PCA is a useful tool that can be used to manage multiparametric data matrices and identify treatments responsible for maximum variation but also to rank factors comprehensively. PCA is widely used for comprehensive evaluations of vegetable, fruit, and food quality levels (Nie et al., 2019; Jin et al., 2022; Lv et al., 2022). In the present study, the results of a comprehensive ranking via PCA based on 25 select raw indicators of S. rubrotinctum tissue-culture-generated plantlets were as follows: 4R1B > 2R4B > 3R1B > W > B > R. Taken together, our results demonstrate that the R/B combination is best by far for promoting S. rubrotinctum growth and leaf colour and that the use of monochromatic light can induce severe changes in photomorphogenesis.

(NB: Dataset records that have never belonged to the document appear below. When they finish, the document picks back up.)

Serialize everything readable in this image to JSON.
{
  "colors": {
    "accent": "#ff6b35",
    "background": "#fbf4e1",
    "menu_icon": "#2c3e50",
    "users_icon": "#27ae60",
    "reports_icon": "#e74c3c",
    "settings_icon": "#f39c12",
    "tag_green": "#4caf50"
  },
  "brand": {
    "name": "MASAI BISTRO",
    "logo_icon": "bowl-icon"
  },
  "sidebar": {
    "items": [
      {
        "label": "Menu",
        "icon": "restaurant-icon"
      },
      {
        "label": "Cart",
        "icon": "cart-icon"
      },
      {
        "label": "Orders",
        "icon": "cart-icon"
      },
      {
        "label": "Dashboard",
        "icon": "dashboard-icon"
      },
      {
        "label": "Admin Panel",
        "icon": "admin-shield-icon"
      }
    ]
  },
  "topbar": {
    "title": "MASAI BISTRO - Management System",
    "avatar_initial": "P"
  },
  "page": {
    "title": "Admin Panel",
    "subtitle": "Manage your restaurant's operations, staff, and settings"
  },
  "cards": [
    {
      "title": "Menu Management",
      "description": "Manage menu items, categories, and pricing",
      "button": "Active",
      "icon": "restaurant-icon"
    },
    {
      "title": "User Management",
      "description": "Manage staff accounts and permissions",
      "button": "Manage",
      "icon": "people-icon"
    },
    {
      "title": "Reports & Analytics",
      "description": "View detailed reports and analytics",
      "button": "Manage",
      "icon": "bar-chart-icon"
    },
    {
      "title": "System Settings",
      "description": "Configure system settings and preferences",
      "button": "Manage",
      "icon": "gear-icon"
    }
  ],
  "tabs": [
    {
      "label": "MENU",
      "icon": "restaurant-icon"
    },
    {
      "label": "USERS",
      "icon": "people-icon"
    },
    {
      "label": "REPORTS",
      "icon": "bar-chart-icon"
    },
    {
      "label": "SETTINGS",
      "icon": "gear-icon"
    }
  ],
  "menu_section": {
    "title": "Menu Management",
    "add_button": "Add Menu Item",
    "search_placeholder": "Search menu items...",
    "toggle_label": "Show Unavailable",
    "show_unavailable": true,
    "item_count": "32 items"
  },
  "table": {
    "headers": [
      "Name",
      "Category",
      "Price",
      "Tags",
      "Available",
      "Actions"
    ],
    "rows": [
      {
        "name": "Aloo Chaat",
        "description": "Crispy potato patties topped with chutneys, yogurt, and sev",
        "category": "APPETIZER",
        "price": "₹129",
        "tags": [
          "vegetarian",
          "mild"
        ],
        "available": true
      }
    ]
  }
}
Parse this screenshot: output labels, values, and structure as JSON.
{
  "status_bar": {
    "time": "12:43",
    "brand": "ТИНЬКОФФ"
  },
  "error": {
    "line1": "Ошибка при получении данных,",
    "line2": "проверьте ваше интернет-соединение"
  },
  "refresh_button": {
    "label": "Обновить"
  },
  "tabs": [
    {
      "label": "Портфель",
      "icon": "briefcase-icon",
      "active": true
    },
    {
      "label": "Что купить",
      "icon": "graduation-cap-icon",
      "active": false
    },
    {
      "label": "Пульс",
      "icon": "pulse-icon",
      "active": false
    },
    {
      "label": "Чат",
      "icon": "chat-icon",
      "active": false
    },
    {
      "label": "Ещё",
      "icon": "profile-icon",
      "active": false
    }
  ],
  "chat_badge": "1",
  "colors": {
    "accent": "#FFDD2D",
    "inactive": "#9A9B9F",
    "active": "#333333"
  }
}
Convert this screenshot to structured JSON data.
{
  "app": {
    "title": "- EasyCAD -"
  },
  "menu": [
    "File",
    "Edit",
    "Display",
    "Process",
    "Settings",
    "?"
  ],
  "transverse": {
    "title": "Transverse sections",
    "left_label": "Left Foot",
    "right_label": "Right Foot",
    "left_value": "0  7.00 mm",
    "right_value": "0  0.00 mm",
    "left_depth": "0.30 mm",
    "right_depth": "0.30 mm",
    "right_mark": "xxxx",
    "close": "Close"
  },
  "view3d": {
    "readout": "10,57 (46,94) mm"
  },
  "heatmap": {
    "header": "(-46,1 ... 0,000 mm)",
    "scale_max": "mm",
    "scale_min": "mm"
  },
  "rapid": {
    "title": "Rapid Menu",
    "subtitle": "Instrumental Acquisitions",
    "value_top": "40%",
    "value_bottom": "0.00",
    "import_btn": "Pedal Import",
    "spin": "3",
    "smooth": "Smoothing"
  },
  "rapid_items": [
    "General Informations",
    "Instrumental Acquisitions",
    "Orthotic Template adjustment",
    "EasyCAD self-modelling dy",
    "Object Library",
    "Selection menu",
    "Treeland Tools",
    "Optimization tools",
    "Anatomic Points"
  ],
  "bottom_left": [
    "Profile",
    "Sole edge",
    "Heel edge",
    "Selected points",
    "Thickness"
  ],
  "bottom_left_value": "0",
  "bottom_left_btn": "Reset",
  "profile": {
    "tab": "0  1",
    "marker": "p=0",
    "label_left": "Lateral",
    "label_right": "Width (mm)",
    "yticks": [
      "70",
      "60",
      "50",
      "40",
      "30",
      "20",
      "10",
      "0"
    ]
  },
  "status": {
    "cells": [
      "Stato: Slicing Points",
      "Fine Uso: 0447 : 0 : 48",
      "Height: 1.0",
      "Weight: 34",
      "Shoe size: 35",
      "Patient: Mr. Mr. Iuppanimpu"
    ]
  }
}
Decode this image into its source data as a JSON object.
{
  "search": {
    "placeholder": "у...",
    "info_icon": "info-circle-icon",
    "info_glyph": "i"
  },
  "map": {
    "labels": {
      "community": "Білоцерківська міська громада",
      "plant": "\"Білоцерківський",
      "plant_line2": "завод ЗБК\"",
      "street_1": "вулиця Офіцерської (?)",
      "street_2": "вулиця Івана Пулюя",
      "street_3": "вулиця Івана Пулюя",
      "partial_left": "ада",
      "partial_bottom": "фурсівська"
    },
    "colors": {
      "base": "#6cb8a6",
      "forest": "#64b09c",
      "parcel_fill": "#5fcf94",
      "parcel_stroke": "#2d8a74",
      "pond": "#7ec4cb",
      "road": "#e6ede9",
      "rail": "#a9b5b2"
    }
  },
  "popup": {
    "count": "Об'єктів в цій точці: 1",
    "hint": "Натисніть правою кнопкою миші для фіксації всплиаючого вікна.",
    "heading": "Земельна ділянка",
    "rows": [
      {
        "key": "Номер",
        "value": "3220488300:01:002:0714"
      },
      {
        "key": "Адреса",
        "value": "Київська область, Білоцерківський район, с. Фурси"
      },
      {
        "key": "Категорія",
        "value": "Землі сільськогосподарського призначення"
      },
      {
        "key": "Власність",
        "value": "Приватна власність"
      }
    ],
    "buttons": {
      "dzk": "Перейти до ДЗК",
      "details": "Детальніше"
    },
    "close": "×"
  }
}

These results are consistent with the findings of other authors (Izzo et al., 2020).
Conclusions
Our results indicated that light quality significantly influenced the growth, morphology, and leaf colour of tissue-culture-generated S. rubrotinctum plantlets. R light hastened the elongation of the stems of S. rubrotinctum, whereas B light had a stronger effect on biomass accumulation and the growth of the leaves and roots. Compared to monochromatic light and pure W light, the R/B light combination was significantly better at promoting S. rubrotinctum growth and leaf colour. The 4R1B treatment was most appropriate for promoting growth and inducing the production of attractive colours in S. rubrotinctum tissue-culture-generated plantlets. This study provides a practically significant and optimal solution for growth regulation via light quality for the production of S. rubrotinctum and other succulent plant species. To clarify the exact biological functions and action mechanisms through which light quality affects the growth, morphology, and leaf colour of S. rubrotinctum, more physiological parameters and related genes should be analyzed in the future.